Following discharge from hospital, the patient remains afebrile and is currently on weekly paclitaxel without the use of G-CSF.

Conclusions

This report describes our experience with a case of aortitis localized to the subclavian artery where fever was exhibited 8 days after pegfilgrastim administration. The onset of this disease is known to usually occur within 2 weeks after the first administration of pegfilgrastim [3]. G-CSF-induced aortitis can occur in the thoracic to abdominal aorta and its branches, but the most frequent site is the aortic arch, reported to occur in approximately 70% of cases (11 of 16) [3,4,5,6,7,8,9,10,11,12]. Aortitis localized to the subclavian artery is relatively rare.
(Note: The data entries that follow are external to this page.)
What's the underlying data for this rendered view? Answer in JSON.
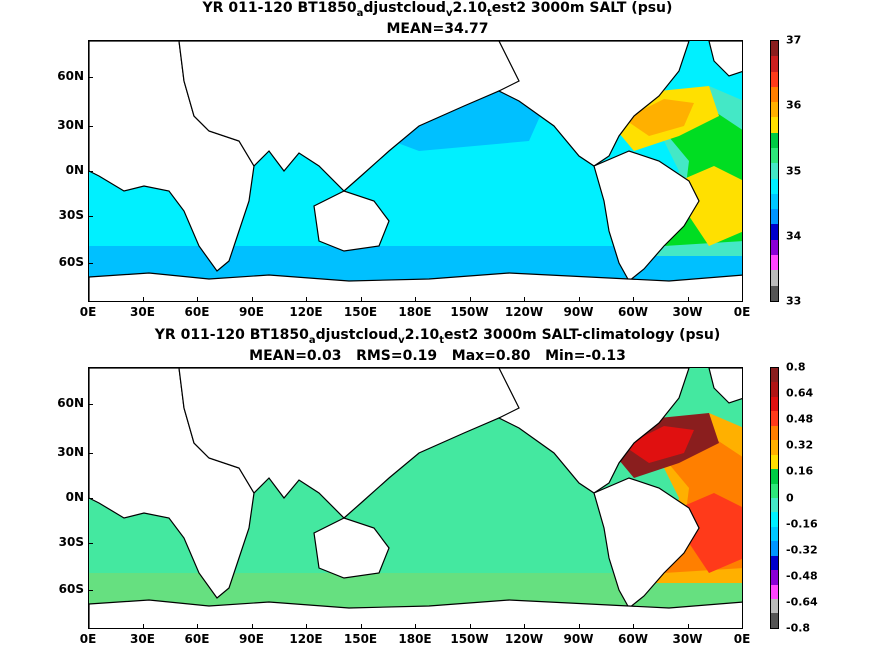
{
  "panels": [
    {
      "title_parts": [
        "YR 011-120 BT1850",
        "a",
        "djustcloud",
        "v",
        "2.10",
        "t",
        "est2 3000m SALT (psu)"
      ],
      "subtitle": "MEAN=34.77",
      "colorbar": {
        "labels": [
          "37",
          "36",
          "35",
          "34",
          "33"
        ],
        "colors": [
          "#8a1e1e",
          "#cc1f1f",
          "#ff3a1a",
          "#ff7f00",
          "#ffb000",
          "#ffe000",
          "#00cc44",
          "#2ee67a",
          "#44e8c6",
          "#00f0ff",
          "#00c8ff",
          "#0096ff",
          "#0000cc",
          "#8a00d6",
          "#ff44ff",
          "#bbbbbb",
          "#555555"
        ]
      },
      "fill_colors": {
        "ocean": "#00f0ff",
        "north_pacific": "#00c0ff",
        "southern_ocean": "#00c0ff",
        "atlantic_band": "#44e8c6",
        "atlantic_core": "#00dd22",
        "north_atlantic": "#ffe000",
        "north_atlantic_inner": "#ffb000",
        "gulf_stream": "#ffe000"
      }
    },
    {
      "title_parts": [
        "YR 011-120 BT1850",
        "a",
        "djustcloud",
        "v",
        "2.10",
        "t",
        "est2 3000m SALT-climatology (psu)"
      ],
      "subtitle": "MEAN=0.03   RMS=0.19   Max=0.80   Min=-0.13",
      "colorbar": {
        "labels": [
          "0.8",
          "0.64",
          "0.48",
          "0.32",
          "0.16",
          "0",
          "-0.16",
          "-0.32",
          "-0.48",
          "-0.64",
          "-0.8"
        ],
        "colors": [
          "#8a1e1e",
          "#b01515",
          "#e01010",
          "#ff3a1a",
          "#ff7f00",
          "#ffb000",
          "#ffe000",
          "#00cc44",
          "#2ee67a",
          "#44e8c6",
          "#00f0ff",
          "#00c8ff",
          "#0096ff",
          "#0000cc",
          "#8a00d6",
          "#ff44ff",
          "#bbbbbb",
          "#555555"
        ]
      },
      "fill_colors": {
        "ocean": "#44e8a0",
        "north_pacific": "#44e8a0",
        "southern_ocean": "#66e080",
        "atlantic_band": "#ffb000",
        "atlantic_core": "#ff7f00",
        "north_atlantic": "#8a1e1e",
        "north_atlantic_inner": "#e01010",
        "gulf_stream": "#ff3a1a"
      }
    }
  ],
  "axes": {
    "lat_labels": [
      "60N",
      "30N",
      "0N",
      "30S",
      "60S"
    ],
    "lon_labels": [
      "0E",
      "30E",
      "60E",
      "90E",
      "120E",
      "150E",
      "180E",
      "150W",
      "120W",
      "90W",
      "60W",
      "30W",
      "0E"
    ]
  }
}
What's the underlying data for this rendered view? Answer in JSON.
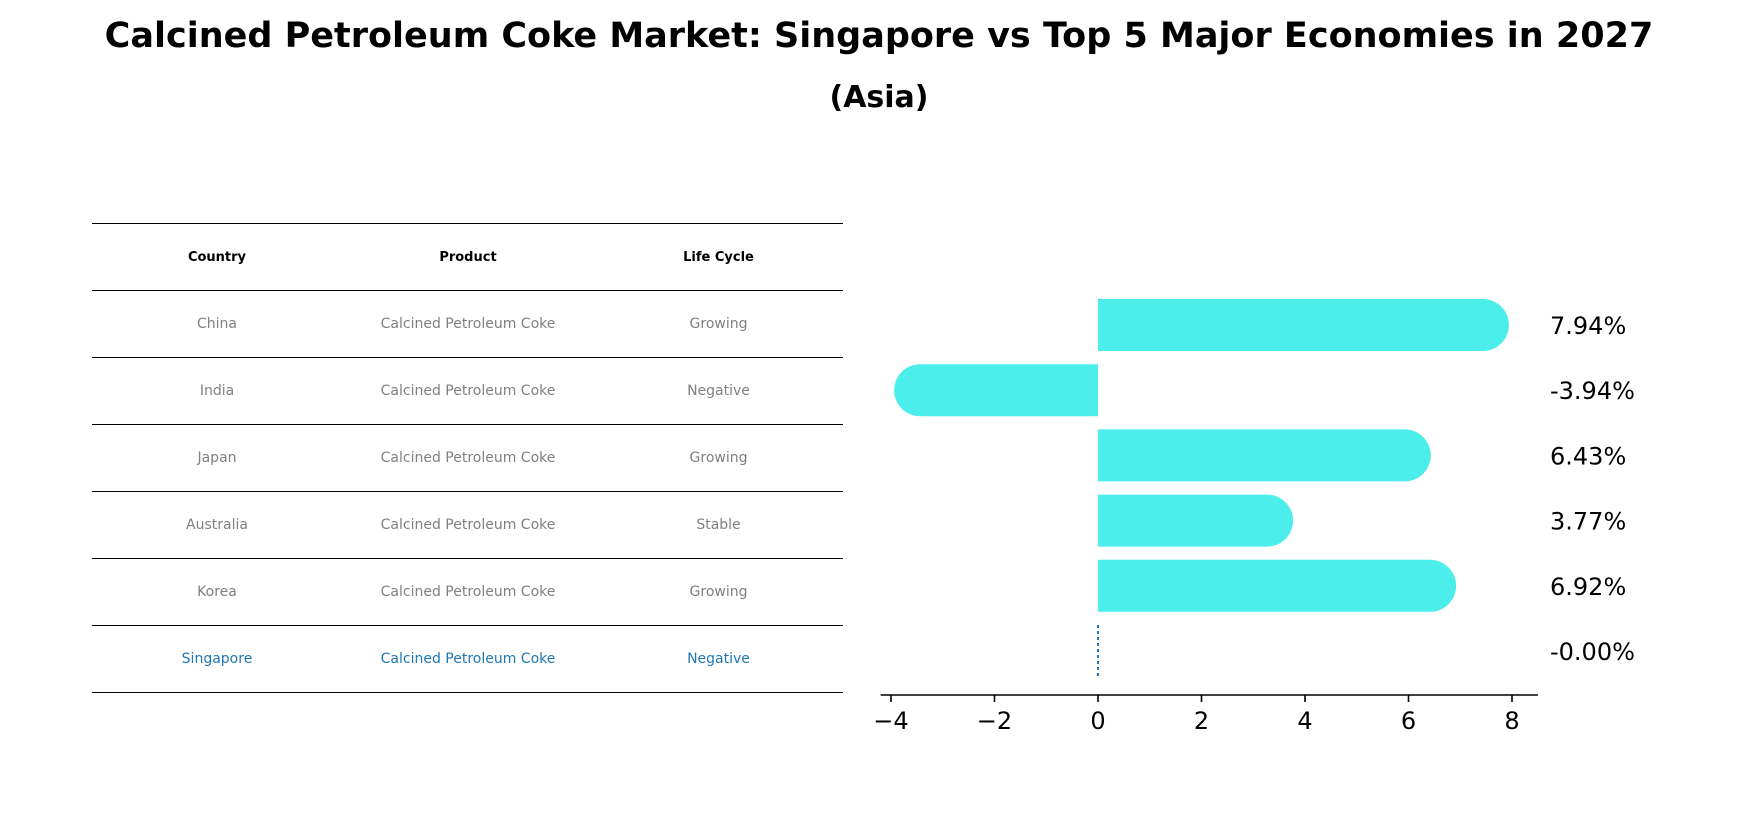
{
  "chart_data": {
    "type": "bar",
    "orientation": "horizontal",
    "title": "Calcined Petroleum Coke Market: Singapore vs Top 5 Major Economies in 2027",
    "subtitle": "(Asia)",
    "categories": [
      "China",
      "India",
      "Japan",
      "Australia",
      "Korea",
      "Singapore"
    ],
    "values": [
      7.94,
      -3.94,
      6.43,
      3.77,
      6.92,
      -0.0
    ],
    "value_labels": [
      "7.94%",
      "-3.94%",
      "6.43%",
      "3.77%",
      "6.92%",
      "-0.00%"
    ],
    "xlim": [
      -4.2,
      8.5
    ],
    "xticks": [
      -4,
      -2,
      0,
      2,
      4,
      6,
      8
    ],
    "xtick_labels": [
      "−4",
      "−2",
      "0",
      "2",
      "4",
      "6",
      "8"
    ],
    "bar_color": "#4beeea",
    "highlight_line_color": "#1f77b4",
    "table": {
      "headers": [
        "Country",
        "Product",
        "Life Cycle"
      ],
      "rows": [
        [
          "China",
          "Calcined Petroleum Coke",
          "Growing"
        ],
        [
          "India",
          "Calcined Petroleum Coke",
          "Negative"
        ],
        [
          "Japan",
          "Calcined Petroleum Coke",
          "Growing"
        ],
        [
          "Australia",
          "Calcined Petroleum Coke",
          "Stable"
        ],
        [
          "Korea",
          "Calcined Petroleum Coke",
          "Growing"
        ],
        [
          "Singapore",
          "Calcined Petroleum Coke",
          "Negative"
        ]
      ],
      "highlight_row": "Singapore",
      "highlight_color": "#1f77b4"
    }
  }
}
When our case patient visited an emergency outpatient clinic, her blood test showed high neutrophil rate (93%), despite no infectious disease. In clinical practice, an increase in the WBC neutrophil rate is frequently observed after pegfilgrastim administration. However, to the best of our knowledge, there are no reports on changes in leukocyte fractions after pegfilgrastim administration, but only one old report on conventional G-CSF [13]. For reference, we retrospectively investigated changes in neutrophils after the first administration of pegfilgrastim. We examined patients who received dose-dense EC (E: epirubicin 90 mg/m2, C: cyclophosphamide 600 mg/m2) as neo-adjuvant therapy during the December 2019 through March 2021 period (n = 21), this being the most common regimen for pegfilgrastim use. As shown in Table 1, the neutrophil rate did significantly increase over 2 weeks after the first administration of pegfilgrastim, as well as WBC, absolute count of neutrophils and CRP. Therefore, it is difficult to determine an existence of infection based on a differential white blood count, although the presence of a severe infection may reduce the neutrophil count.

Table 1 Changes in neutrophils after the first pegfilgrastim administration (n = 21)a,b

The treatment for drug-induced arteritis has not yet been established. As to the application of steroids, in cases such as this case where the vasculitis is localized and systemic symptoms are minimal, omission of steroid administration might be possible. However, it is clearly necessary to establish a treatment strategy for this disease by accumulating more cases.

If a patient develops a persistent high fever of unknown origin after pegfilgrastim administration, drug-induced aortitis should be considered during investigations for causes of fever. It is also crucial for clinicians to be aware of the timing and location of onset of this disease.